Suppose you are trying to force the TypeScript compiler to ignore errors in your program. This article will show you how to Ignore errors in TypeScript files. Read on it now.

## How to ignore errors in TypeScript files

We have to turn off type checking to ignore errors in TypeScript. To do this, we use comments in our program.

There are three types of comments that can help you ignore errors in TypeScript: @ts-nocheck, @ts-ignore, and @ts-expect-error

### Using @ts-nocheck

In case you want to ignore errors for the entire code in the file, you can use the @ts-nocheck comment. You can use it by adding the following two lines of comments in your TypeScript file:

// eslint-disable-next-line @typescript-eslint/ban-ts-comment
// @ts-nocheck

To illustrate, take a look at this example:

// eslint-disable-next-line @typescript-eslint/ban-ts-comment
// @ts-nocheck

function message(salary: string){
return "Your salary: " + salary/2
}

console.log(8 === 'eight')

In this example, two errors were ignored. The first error is that we perform the ‘/‘ operator on two objects of type string and number. The other error is comparing a number with a string.

### Using @ts-ignore

If you only want to ignore errors on one line, specifically on the following line, you can use the @ts-ignore comment. To apply, use the following two lines of comments in your code:

// eslint-disable-next-line @typescript-eslint/ban-ts-comment
// @ts-ignore

Here is an example for you:

// eslint-disable-next-line @typescript-eslint/ban-ts-comment
// @ts-ignore
console.log('ten' === 10);

As you can see, the error of comparing a number to a string in the console.log() statement is ignored.

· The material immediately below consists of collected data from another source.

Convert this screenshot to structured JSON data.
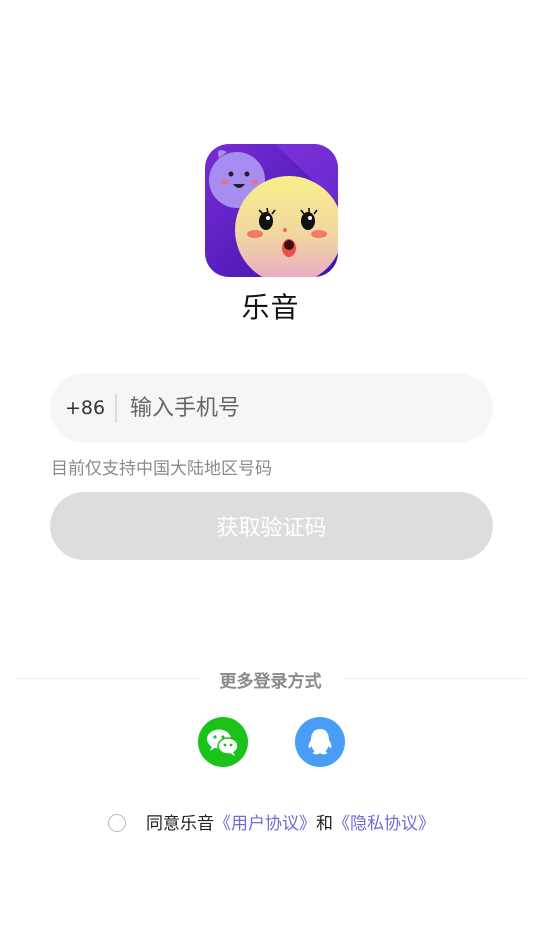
{
  "app": {
    "name": "乐音",
    "logo_icon": "app-logo-cartoon-faces"
  },
  "phone": {
    "country_code": "+86",
    "placeholder": "输入手机号",
    "value": "",
    "hint": "目前仅支持中国大陆地区号码"
  },
  "actions": {
    "get_code_label": "获取验证码"
  },
  "more_login": {
    "title": "更多登录方式",
    "methods": [
      {
        "name": "wechat",
        "icon": "wechat-icon",
        "color": "#1ac21a"
      },
      {
        "name": "qq",
        "icon": "qq-icon",
        "color": "#4a9df5"
      }
    ]
  },
  "agreement": {
    "checked": false,
    "prefix": "同意乐音",
    "user_agreement": "《用户协议》",
    "conjunction": "和",
    "privacy_policy": "《隐私协议》",
    "link_color": "#6f6bd6"
  }
}
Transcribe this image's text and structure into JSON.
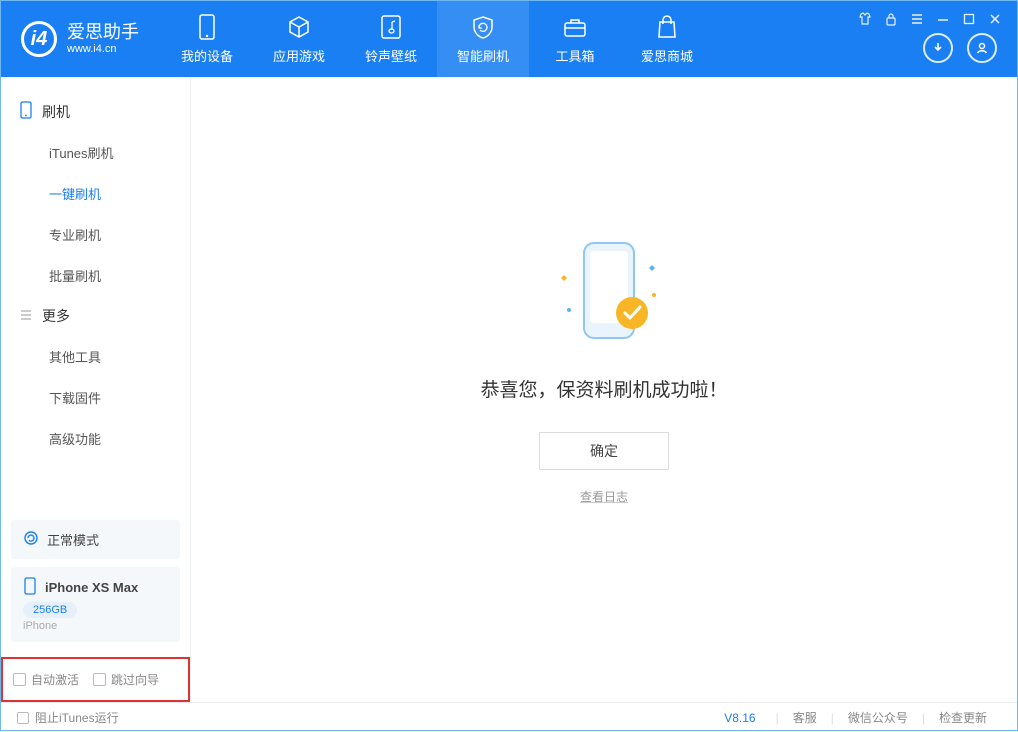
{
  "app": {
    "name_cn": "爱思助手",
    "name_en": "www.i4.cn"
  },
  "nav": {
    "items": [
      {
        "label": "我的设备"
      },
      {
        "label": "应用游戏"
      },
      {
        "label": "铃声壁纸"
      },
      {
        "label": "智能刷机"
      },
      {
        "label": "工具箱"
      },
      {
        "label": "爱思商城"
      }
    ]
  },
  "sidebar": {
    "group1_title": "刷机",
    "group1_items": [
      {
        "label": "iTunes刷机"
      },
      {
        "label": "一键刷机"
      },
      {
        "label": "专业刷机"
      },
      {
        "label": "批量刷机"
      }
    ],
    "group2_title": "更多",
    "group2_items": [
      {
        "label": "其他工具"
      },
      {
        "label": "下载固件"
      },
      {
        "label": "高级功能"
      }
    ],
    "mode_label": "正常模式",
    "device": {
      "name": "iPhone XS Max",
      "capacity": "256GB",
      "type": "iPhone"
    },
    "check1": "自动激活",
    "check2": "跳过向导"
  },
  "main": {
    "success_message": "恭喜您，保资料刷机成功啦！",
    "ok_button": "确定",
    "view_log": "查看日志"
  },
  "footer": {
    "block_itunes": "阻止iTunes运行",
    "version": "V8.16",
    "link1": "客服",
    "link2": "微信公众号",
    "link3": "检查更新"
  }
}
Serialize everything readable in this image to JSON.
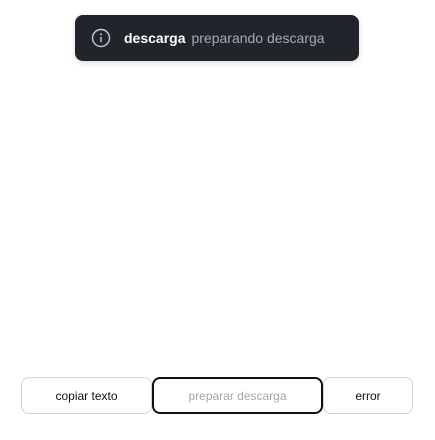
{
  "toast": {
    "icon": "info-circle-icon",
    "title": "descarga",
    "message": "preparando descarga",
    "colors": {
      "background": "#22242b",
      "title": "#ffffff",
      "message": "#a8aab2"
    }
  },
  "buttons": {
    "copy_label": "copiar texto",
    "prepare_label": "preparar descarga",
    "error_label": "error"
  }
}
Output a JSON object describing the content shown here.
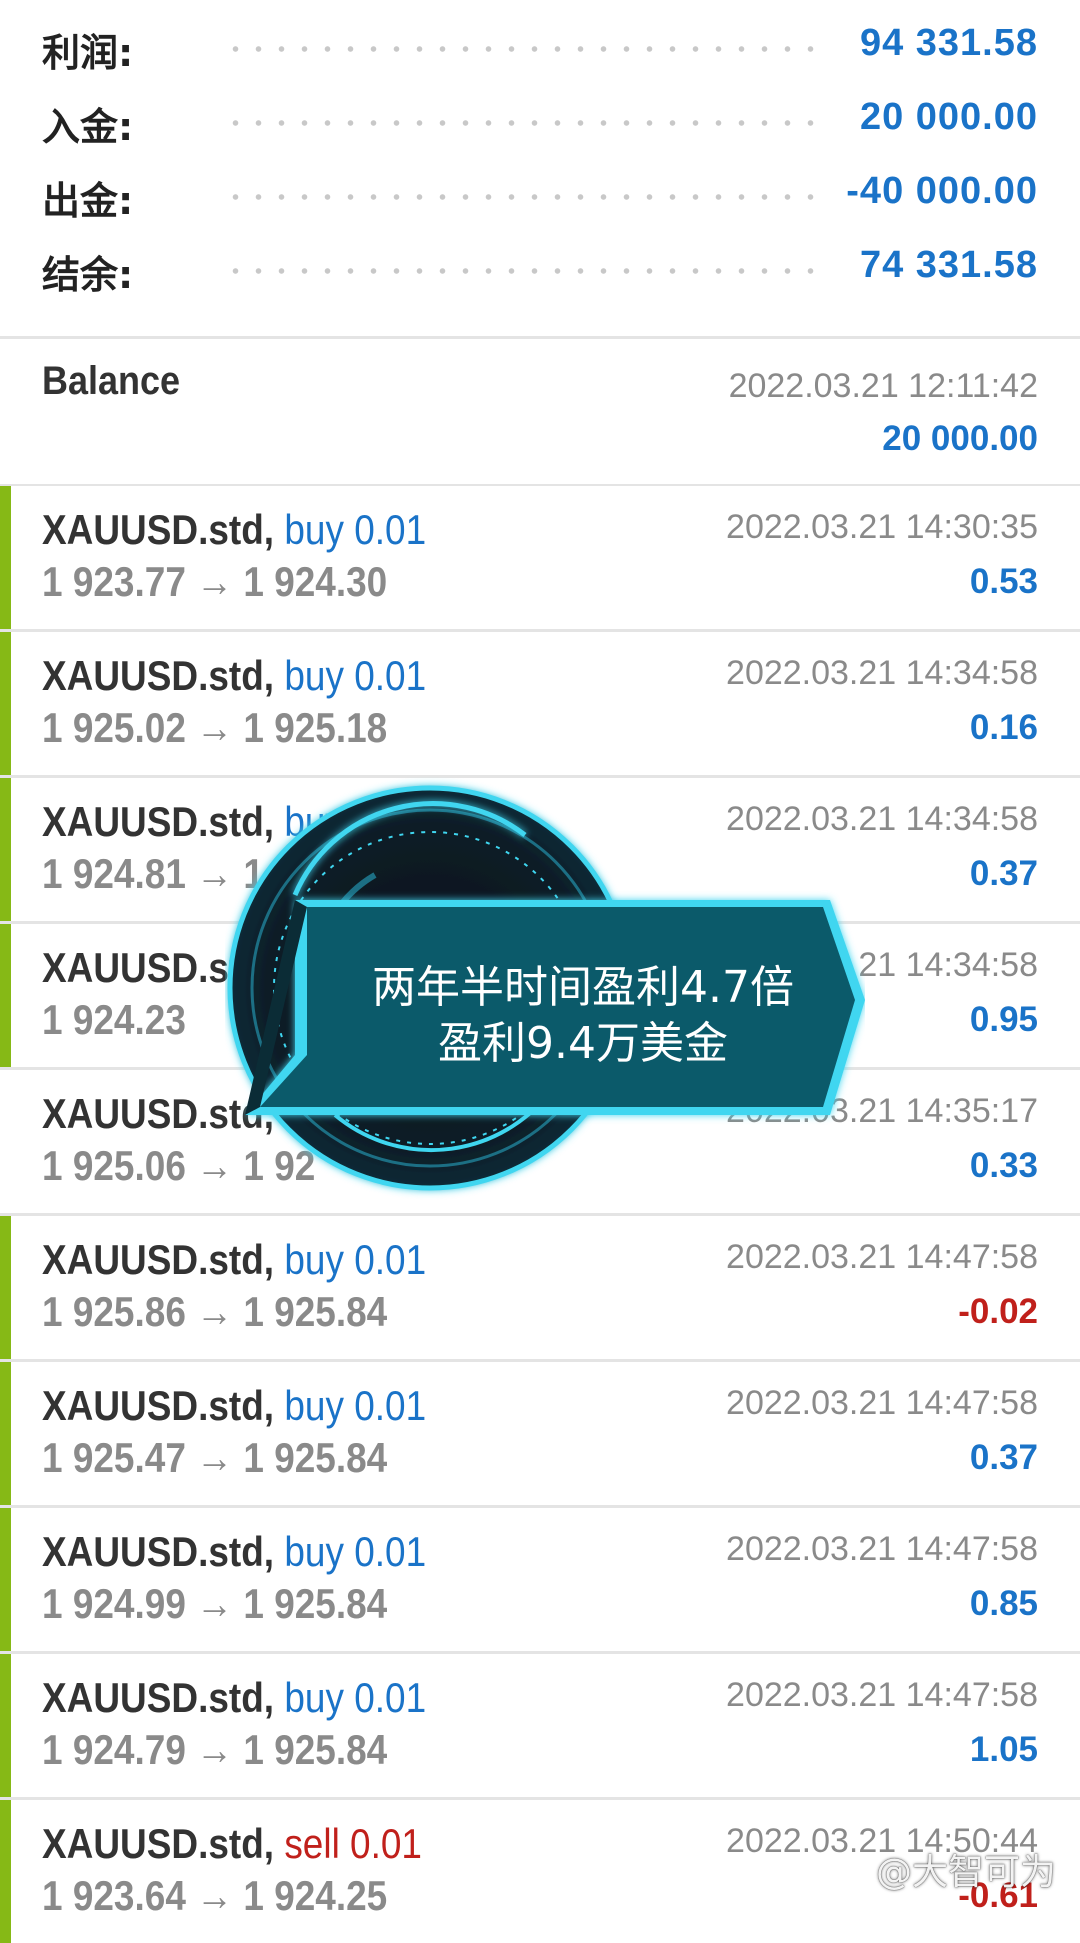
{
  "summary": {
    "profit": {
      "label": "利润:",
      "value": "94 331.58"
    },
    "deposit": {
      "label": "入金:",
      "value": "20 000.00"
    },
    "withdrawal": {
      "label": "出金:",
      "value": "-40 000.00"
    },
    "balance": {
      "label": "结余:",
      "value": "74 331.58"
    }
  },
  "balance_entry": {
    "title": "Balance",
    "time": "2022.03.21 12:11:42",
    "amount": "20 000.00"
  },
  "trades": [
    {
      "symbol": "XAUUSD.std,",
      "direction": "buy 0.01",
      "prices": "1 923.77 → 1 924.30",
      "time": "2022.03.21 14:30:35",
      "profit": "0.53"
    },
    {
      "symbol": "XAUUSD.std,",
      "direction": "buy 0.01",
      "prices": "1 925.02 → 1 925.18",
      "time": "2022.03.21 14:34:58",
      "profit": "0.16"
    },
    {
      "symbol": "XAUUSD.std,",
      "direction": "buy 0.01",
      "prices": "1 924.81 → 1",
      "time": "2022.03.21 14:34:58",
      "profit": "0.37"
    },
    {
      "symbol": "XAUUSD.std",
      "direction": "",
      "prices": "1 924.23",
      "time": "2022.03.21 14:34:58",
      "profit": "0.95"
    },
    {
      "symbol": "XAUUSD.std,",
      "direction": "",
      "prices": "1 925.06 → 1 92",
      "time": "2022.03.21 14:35:17",
      "profit": "0.33"
    },
    {
      "symbol": "XAUUSD.std,",
      "direction": "buy 0.01",
      "prices": "1 925.86 → 1 925.84",
      "time": "2022.03.21 14:47:58",
      "profit": "-0.02"
    },
    {
      "symbol": "XAUUSD.std,",
      "direction": "buy 0.01",
      "prices": "1 925.47 → 1 925.84",
      "time": "2022.03.21 14:47:58",
      "profit": "0.37"
    },
    {
      "symbol": "XAUUSD.std,",
      "direction": "buy 0.01",
      "prices": "1 924.99 → 1 925.84",
      "time": "2022.03.21 14:47:58",
      "profit": "0.85"
    },
    {
      "symbol": "XAUUSD.std,",
      "direction": "buy 0.01",
      "prices": "1 924.79 → 1 925.84",
      "time": "2022.03.21 14:47:58",
      "profit": "1.05"
    },
    {
      "symbol": "XAUUSD.std,",
      "direction": "sell 0.01",
      "prices": "1 923.64 → 1 924.25",
      "time": "2022.03.21 14:50:44",
      "profit": "-0.61"
    }
  ],
  "overlay": {
    "line1": "两年半时间盈利4.7倍",
    "line2": "盈利9.4万美金"
  },
  "watermark": "@大智可为",
  "colors": {
    "positive": "#1a73c8",
    "negative": "#c0201b",
    "buy_bar": "#86b916",
    "overlay_fill": "#0b5a6a",
    "overlay_glow": "#3fd6f0"
  }
}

### Using @ts-expect-error

// eslint-disable-next-line @typescript-eslint/ban-ts-comment
// @ts-expect-error

@ts-expect-error is used similarly to @ts-ignore. It is used to ignore errors on a single line of code.

For instance:

// eslint-disable-next-line @typescript-eslint/ban-ts-comment
// @ts-expect-error
console.log(100 === 'ten')

However, with @ts-expect-error, if you use it without errors in your code, TypeScript will return a warning about the unnecessary use of @ts-expect-error. This is also the only difference between them.

// eslint-disable-next-line @typescript-eslint/ban-ts-comment
// @ts-expect-error
console.log('We are LearnShareIT')

Output:

Unused '@ts-expect-error' directive.

One caveat: the @ts-nocheck comment has been in TypeScript since version 3.7. If you are using an older version, then use the @ts-ignore comment or @ts-expect-error comment to be able to disable type-checking on a particular line of code.

## Summary

In conclusion, we showed you how to ignore errors in TypeScript files. We hope you have found the information that you need through this article. Thank you for being so interested.